Latent Fine-grained Features embedding model for Unsupervised Zero-shot Learning
Author(s) -
Guiyu Tian,
YiZheng Tao,
Yong Xie
Publication year - 2021
Publication title -
journal of physics. conference series
Language(s) - English
Resource type - Journals
SCImago Journal Rank - 0.21
H-Index - 85
eISSN - 1742-6596
pISSN - 1742-6588
DOI - 10.1088/1742-6596/2010/1/012116
Subject(s) - computer science , annotation , scalability , embedding , artificial intelligence , word embedding , set (abstract data type) , machine learning , unsupervised learning , data mining , database , programming language
Zero-shot learning (ZSL) aims to identify image categories that never appear in the training set by learning a mapping from visual information to the semantic space. For existing works in recent years, it has been paying much attention to user-defined-attributes-based supervised ZSL models and manual annotation-based unsupervised ZSL methods, whilst the important drawback of user-defined attributes is ignored. User-defined attributes usually need to be precisely annotated not only for seen classes but also for unseen classes.
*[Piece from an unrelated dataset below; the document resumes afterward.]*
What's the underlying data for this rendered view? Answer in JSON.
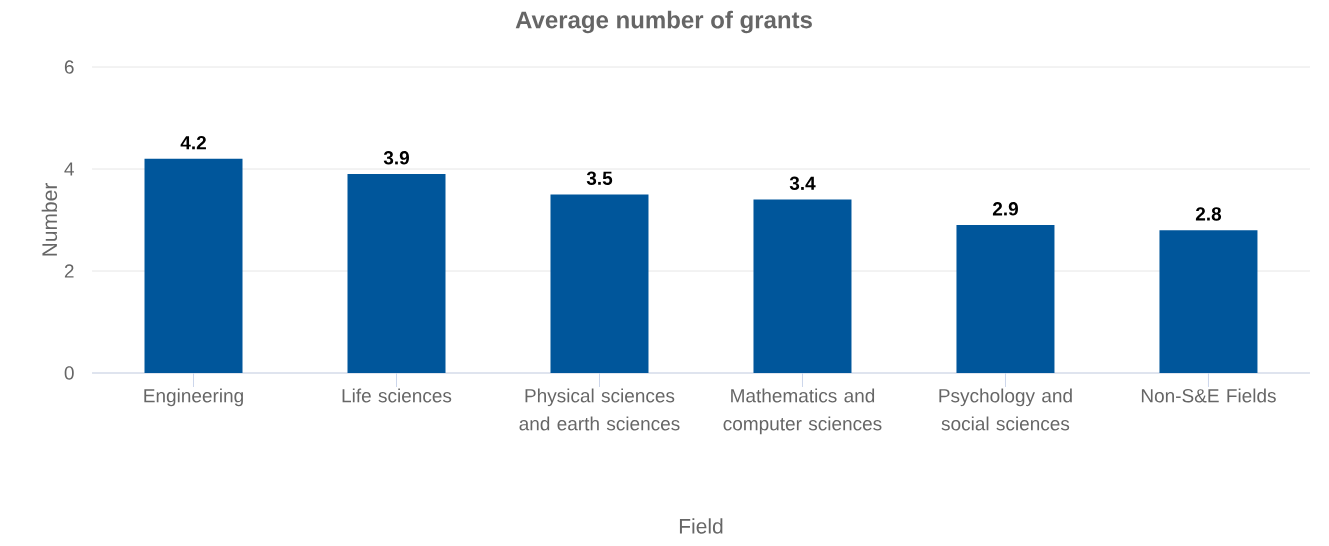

This procedure of collecting user-defined attributes is an error-prone and time-consuming work limiting the scalability of the methods to a great extent. Moreover, user-defined attributes are semantic embedding but they are not exhaustive. In this paper, we propose a manual annotation-free unsupervised ZSL method with a great scalability which is a benefit for the large-scale ZSL tasks, just using public word vectors of categories without any dedicated attributes annotation efforts. In addition, our approach can automatically extract latent fine-grained features to reduce visual information losses caused by the absence of user-defined attributes. Extensive experimental results show that our method outperforms the previous methods among the manual annotation-free unsupervised ZSL methods.